The slump into three o’clock. The house warm and and the light soft, wood stove having been going for hours now, the light through just beginning to dissolve away.
My hips creak and snap like aging timber. My eyelids brought low by the fatigue of five loads of laundry, a long walk with a toddler and dog, a clean kitchen, growing a new and active person. I’ve work to do, plenty, and finally an interesting assignment after two that were dull and poorly written. I’ve an hour of nap time left, if I’m lucky. My body wants it full of yoga. My brain wants it devoted to sleep.
I open the only spicy ginger ale we have left, switch the music from quiet classical to the mid-90s alternative of my adolescence. Palms laid upon the table, I bend my upper body low, stretching back and hips and shoulders and hamstrings. This baby. This body.
Third Eye Blind comes on and I dance through it, stretching hips and thighs. I admire the legs that carry me through the days, belly that has made such a happy home for the child to be. I take time to notice that my body has not abandoned me, not altogether. My hands, my face, my shoulders, my ankles, these remain unchanged.

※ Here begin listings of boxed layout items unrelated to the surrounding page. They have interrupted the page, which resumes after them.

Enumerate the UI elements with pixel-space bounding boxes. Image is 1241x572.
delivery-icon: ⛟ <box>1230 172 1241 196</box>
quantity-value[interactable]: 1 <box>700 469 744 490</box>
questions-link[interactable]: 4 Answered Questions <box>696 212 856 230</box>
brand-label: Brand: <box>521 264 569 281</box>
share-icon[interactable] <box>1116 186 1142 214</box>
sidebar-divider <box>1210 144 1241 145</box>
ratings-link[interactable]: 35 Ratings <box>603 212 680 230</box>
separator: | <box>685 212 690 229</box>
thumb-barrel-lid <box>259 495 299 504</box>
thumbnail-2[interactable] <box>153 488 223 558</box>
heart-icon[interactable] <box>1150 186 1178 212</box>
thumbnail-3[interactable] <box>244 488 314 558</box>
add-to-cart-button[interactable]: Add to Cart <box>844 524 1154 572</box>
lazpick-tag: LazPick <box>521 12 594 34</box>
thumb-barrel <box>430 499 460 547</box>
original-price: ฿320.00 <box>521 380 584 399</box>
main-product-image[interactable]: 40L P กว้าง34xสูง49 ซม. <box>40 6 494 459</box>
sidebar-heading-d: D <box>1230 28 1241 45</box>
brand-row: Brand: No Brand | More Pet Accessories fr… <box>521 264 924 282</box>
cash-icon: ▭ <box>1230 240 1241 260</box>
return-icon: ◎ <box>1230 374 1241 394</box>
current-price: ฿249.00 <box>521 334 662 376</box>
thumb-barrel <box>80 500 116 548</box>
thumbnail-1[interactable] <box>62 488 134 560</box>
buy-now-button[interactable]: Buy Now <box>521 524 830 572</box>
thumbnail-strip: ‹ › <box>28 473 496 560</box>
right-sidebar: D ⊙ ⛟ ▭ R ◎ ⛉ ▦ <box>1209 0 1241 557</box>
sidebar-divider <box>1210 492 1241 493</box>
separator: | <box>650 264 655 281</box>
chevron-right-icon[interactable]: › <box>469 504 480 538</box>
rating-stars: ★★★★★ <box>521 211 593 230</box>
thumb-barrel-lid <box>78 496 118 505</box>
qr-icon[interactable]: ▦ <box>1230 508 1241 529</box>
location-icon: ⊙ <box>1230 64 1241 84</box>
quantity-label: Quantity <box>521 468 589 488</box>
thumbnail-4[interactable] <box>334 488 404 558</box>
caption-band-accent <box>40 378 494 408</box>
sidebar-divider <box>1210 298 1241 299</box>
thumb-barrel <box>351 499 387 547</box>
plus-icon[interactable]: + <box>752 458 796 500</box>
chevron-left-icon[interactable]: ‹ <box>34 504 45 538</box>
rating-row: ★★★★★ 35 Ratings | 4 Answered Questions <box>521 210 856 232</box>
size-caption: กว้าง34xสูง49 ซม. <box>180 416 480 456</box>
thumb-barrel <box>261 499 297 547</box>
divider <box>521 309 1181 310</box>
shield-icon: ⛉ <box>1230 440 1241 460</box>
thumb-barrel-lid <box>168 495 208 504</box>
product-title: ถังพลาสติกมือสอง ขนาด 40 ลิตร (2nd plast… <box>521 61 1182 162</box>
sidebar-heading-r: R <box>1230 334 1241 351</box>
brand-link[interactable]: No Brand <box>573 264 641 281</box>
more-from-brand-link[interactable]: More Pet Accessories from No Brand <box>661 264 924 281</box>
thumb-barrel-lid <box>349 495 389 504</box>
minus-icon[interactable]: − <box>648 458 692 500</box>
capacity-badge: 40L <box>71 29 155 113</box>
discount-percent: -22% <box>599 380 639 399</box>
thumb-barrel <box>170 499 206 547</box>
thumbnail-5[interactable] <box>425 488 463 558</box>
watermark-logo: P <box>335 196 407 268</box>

The same freckles, the same muscles, the same bones, they are constant, what they were when I first heard this song and the ones that come after. This blood ran hot the first time I loved, and the next, and the next, and on the night this child was conceived, and every time since. These feet have walked and hiked and run for miles. These fingers have stitched possessions of comfort and beauty. These cheeks have blushed with drunkenness, and they will again.
I may be full of this baby and my life may be full of tasks, but the body is my own, still and always.